The data will not only show how much was spent on alcohol, but also how expensive it is, what kind of beverage it is, etc. Surely the research companies will also ask for information on socio-economic background (I admit I have never worked with this type of data). For certain demographic groups that participate, I think we might be able to get a pretty accurate picture of alcohol consumption. However, it is important to note that this would only cover alcohol consumption at home (not in pubs, not at sporting events, etc.) and would also include alcoholic drinks bought for a group or event (e.g. a birthday celebration at home).
Sorry what I meant was free shopping service like they would pay for the food but you would buy it for them and then catalog all the things that they’re eating.
Seems quite possible to look at the existing consumer panels you mention for this kind of analysis. Though I wonder how (a) representative these panels are for this purpose and (b) how well these purchases match total consumption. I guess that’s where the more ambitious continual BAC monitoring comes in.
Here’s a recent paper using such data on beer: https://pubsonline.informs.org/doi/abs/10.1287/mksc.2022.1371
Once again, who are these people who will answer a random number and give out personal information? I really don’t think I know a single person who would do this.* Well, other than as a joke.

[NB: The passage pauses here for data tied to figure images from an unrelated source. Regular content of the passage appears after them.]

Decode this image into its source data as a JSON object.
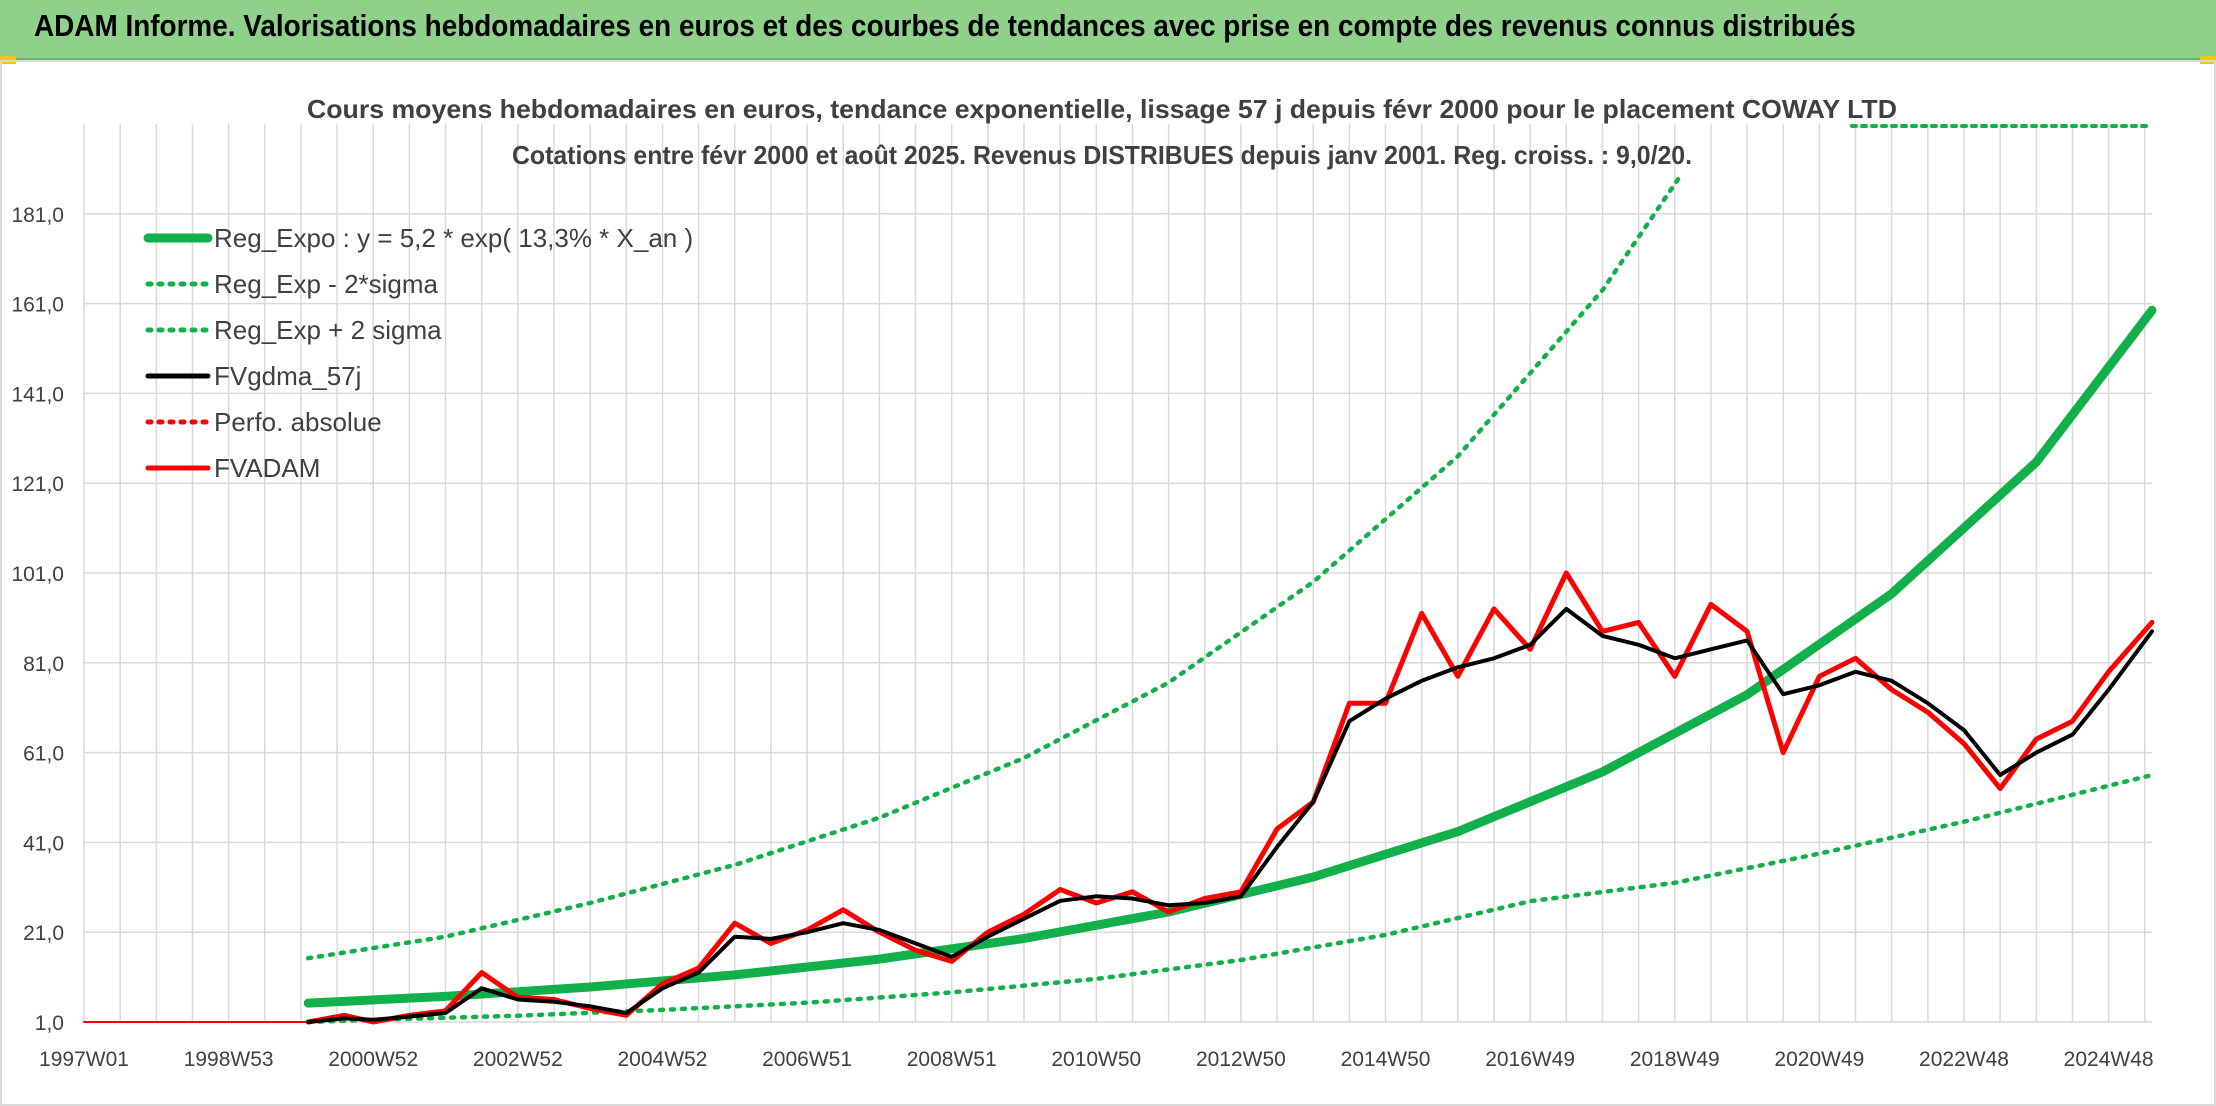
{
  "banner": {
    "title": "ADAM Informe. Valorisations hebdomadaires en euros et des courbes de tendances avec prise en compte des revenus connus distribués"
  },
  "colors": {
    "banner_bg": "#8fd18a",
    "green": "#12b04a",
    "black": "#000000",
    "red": "#ff0000",
    "grid": "#d9d9d9",
    "text": "#404040"
  },
  "chart_data": {
    "type": "line",
    "title": "Cours moyens hebdomadaires en euros, tendance exponentielle, lissage 57 j depuis févr 2000 pour le placement COWAY LTD",
    "subtitle": "Cotations entre févr 2000 et août 2025. Revenus DISTRIBUES depuis janv 2001. Reg. croiss. : 9,0/20.",
    "xlabel": "",
    "ylabel": "",
    "x_range": [
      1997.0,
      2025.6
    ],
    "ylim": [
      1.0,
      201.0
    ],
    "y_ticks": [
      "1,0",
      "21,0",
      "41,0",
      "61,0",
      "81,0",
      "101,0",
      "121,0",
      "141,0",
      "161,0",
      "181,0"
    ],
    "x_ticks": [
      {
        "label": "1997W01",
        "x": 1997.0
      },
      {
        "label": "1998W53",
        "x": 1999.0
      },
      {
        "label": "2000W52",
        "x": 2001.0
      },
      {
        "label": "2002W52",
        "x": 2003.0
      },
      {
        "label": "2004W52",
        "x": 2005.0
      },
      {
        "label": "2006W51",
        "x": 2007.0
      },
      {
        "label": "2008W51",
        "x": 2009.0
      },
      {
        "label": "2010W50",
        "x": 2011.0
      },
      {
        "label": "2012W50",
        "x": 2013.0
      },
      {
        "label": "2014W50",
        "x": 2015.0
      },
      {
        "label": "2016W49",
        "x": 2017.0
      },
      {
        "label": "2018W49",
        "x": 2019.0
      },
      {
        "label": "2020W49",
        "x": 2021.0
      },
      {
        "label": "2022W48",
        "x": 2023.0
      },
      {
        "label": "2024W48",
        "x": 2025.0
      }
    ],
    "grid": true,
    "legend_position": "top-left",
    "series": [
      {
        "name": "Reg_Expo : y = 5,2 * exp( 13,3% *  X_an )",
        "color": "#12b04a",
        "style": "solid",
        "x": [
          2000.1,
          2002.0,
          2004.0,
          2006.0,
          2008.0,
          2010.0,
          2012.0,
          2014.0,
          2016.0,
          2018.0,
          2020.0,
          2022.0,
          2024.0,
          2025.6
        ],
        "y": [
          5.2,
          6.7,
          8.8,
          11.5,
          15.0,
          19.6,
          25.5,
          33.3,
          43.4,
          56.7,
          73.9,
          96.4,
          125.7,
          159.5
        ]
      },
      {
        "name": "Reg_Exp - 2*sigma",
        "color": "#12b04a",
        "style": "dotted",
        "x": [
          2000.1,
          2001.0,
          2003.0,
          2005.0,
          2007.0,
          2009.0,
          2011.0,
          2013.0,
          2015.0,
          2017.0,
          2019.0,
          2021.0,
          2023.0,
          2025.6
        ],
        "y": [
          1.0,
          1.5,
          2.4,
          3.7,
          5.3,
          7.6,
          10.6,
          14.8,
          20.4,
          27.9,
          32.0,
          38.5,
          45.6,
          56.0
        ]
      },
      {
        "name": "Reg_Exp + 2 sigma",
        "color": "#12b04a",
        "style": "dotted",
        "x": [
          2000.1,
          2002.0,
          2004.0,
          2006.0,
          2008.0,
          2010.0,
          2012.0,
          2014.0,
          2016.0,
          2018.0,
          2019.1
        ],
        "y": [
          15.2,
          20.0,
          27.5,
          36.0,
          46.5,
          59.8,
          76.6,
          99.0,
          127.0,
          164.0,
          190.0
        ]
      },
      {
        "name": "FVgdma_57j",
        "color": "#000000",
        "style": "solid",
        "x": [
          2000.1,
          2000.6,
          2001.0,
          2001.5,
          2002.0,
          2002.5,
          2003.0,
          2003.5,
          2004.0,
          2004.5,
          2005.0,
          2005.5,
          2006.0,
          2006.5,
          2007.0,
          2007.5,
          2008.0,
          2008.5,
          2009.0,
          2009.5,
          2010.0,
          2010.5,
          2011.0,
          2011.5,
          2012.0,
          2012.5,
          2013.0,
          2013.5,
          2014.0,
          2014.5,
          2015.0,
          2015.5,
          2016.0,
          2016.5,
          2017.0,
          2017.5,
          2018.0,
          2018.5,
          2019.0,
          2019.5,
          2020.0,
          2020.5,
          2021.0,
          2021.5,
          2022.0,
          2022.5,
          2023.0,
          2023.5,
          2024.0,
          2024.5,
          2025.0,
          2025.6
        ],
        "y": [
          1.0,
          1.8,
          1.5,
          2.2,
          3.0,
          8.5,
          6.0,
          5.5,
          4.5,
          3.0,
          8.5,
          12.0,
          20.0,
          19.5,
          21.0,
          23.0,
          21.5,
          18.5,
          15.5,
          20.0,
          24.0,
          28.0,
          29.0,
          28.5,
          27.0,
          27.5,
          29.0,
          40.0,
          50.0,
          68.0,
          73.0,
          77.0,
          80.0,
          82.0,
          85.0,
          93.0,
          87.0,
          85.0,
          82.0,
          84.0,
          86.0,
          74.0,
          76.0,
          79.0,
          77.0,
          72.0,
          66.0,
          56.0,
          61.0,
          65.0,
          75.0,
          88.0
        ]
      },
      {
        "name": "Perfo. absolue",
        "color": "#ff0000",
        "style": "dotted",
        "x": [
          1997.0,
          2000.1
        ],
        "y": [
          1.0,
          1.0
        ]
      },
      {
        "name": "FVADAM",
        "color": "#ff0000",
        "style": "solid",
        "x": [
          2000.1,
          2000.6,
          2001.0,
          2001.5,
          2002.0,
          2002.5,
          2003.0,
          2003.5,
          2004.0,
          2004.5,
          2005.0,
          2005.5,
          2006.0,
          2006.5,
          2007.0,
          2007.5,
          2008.0,
          2008.5,
          2009.0,
          2009.5,
          2010.0,
          2010.5,
          2011.0,
          2011.5,
          2012.0,
          2012.5,
          2013.0,
          2013.5,
          2014.0,
          2014.5,
          2015.0,
          2015.5,
          2016.0,
          2016.5,
          2017.0,
          2017.5,
          2018.0,
          2018.5,
          2019.0,
          2019.5,
          2020.0,
          2020.5,
          2021.0,
          2021.5,
          2022.0,
          2022.5,
          2023.0,
          2023.5,
          2024.0,
          2024.5,
          2025.0,
          2025.6
        ],
        "y": [
          1.0,
          2.5,
          1.0,
          2.5,
          3.5,
          12.0,
          6.5,
          6.0,
          4.0,
          2.5,
          9.5,
          13.0,
          23.0,
          18.5,
          21.5,
          26.0,
          21.0,
          17.0,
          14.5,
          21.0,
          25.0,
          30.5,
          27.5,
          30.0,
          25.5,
          28.5,
          30.0,
          44.0,
          50.0,
          72.0,
          72.0,
          92.0,
          78.0,
          93.0,
          84.0,
          101.0,
          88.0,
          90.0,
          78.0,
          94.0,
          88.0,
          61.0,
          78.0,
          82.0,
          75.0,
          70.0,
          63.0,
          53.0,
          64.0,
          68.0,
          79.0,
          90.0
        ]
      }
    ]
  }
}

*I’d guess I know at least 100 people well enough to say this confidently. Less than 300.
In 2018 gallup reported about 8% of people answered the phone, 25% of those agreed to answer questions, and 80% of those completed the survey.
https://news.gallup.com/opinion/methodology/225143/listening-state-telephone-surveys.aspx
So about 1% of people are responsible for these results. That still seems too high from my experience but I can’t rule it out.
>For results based on the total sample of 2,020 national adults, the margin of sampling error is ±3 percentage points at the 95% confidence level. For results based on the sample of 686 adults who drink alcoholic beverages. . .
If the total sample of adults is 2,020, and only 686 drink, how do they get 63% of adults are drinkers?
> If the total sample of adults is 2,020, and only 686 drink, how do they get 63% of adults are drinkers?
My guess is that this could come from a larger survey, where a number of those polled did not respond to the drink/abstain question.
Yes, I think you’re right, it’s some kind of sampling issue, not a miscalculation. But, in Gallup’s report for 2023, I see that they report (in a linked statement about margins of error similar to the one quoted by Anoneuoid for 2021-2022) that the drinker sample was 631, and the total sample was 1015, which gives precisely the 2023 reported result of 62% (= 631/1015). The 2023 report is at https://news.gallup.com/poll/509501/six-americans-drink-alcohol.aspx .
Browsing further results in Gallup, I checked 2018 and 2021 results, and,unlike for 2023, they don’t add up. For 2018, 636/1007=63%, not the stated 60%.; for 2021, 678/1033=66%, not the stated 63%.
I suspect there’s some good reason for the discrepancy, but it’s not evident in their posted reports.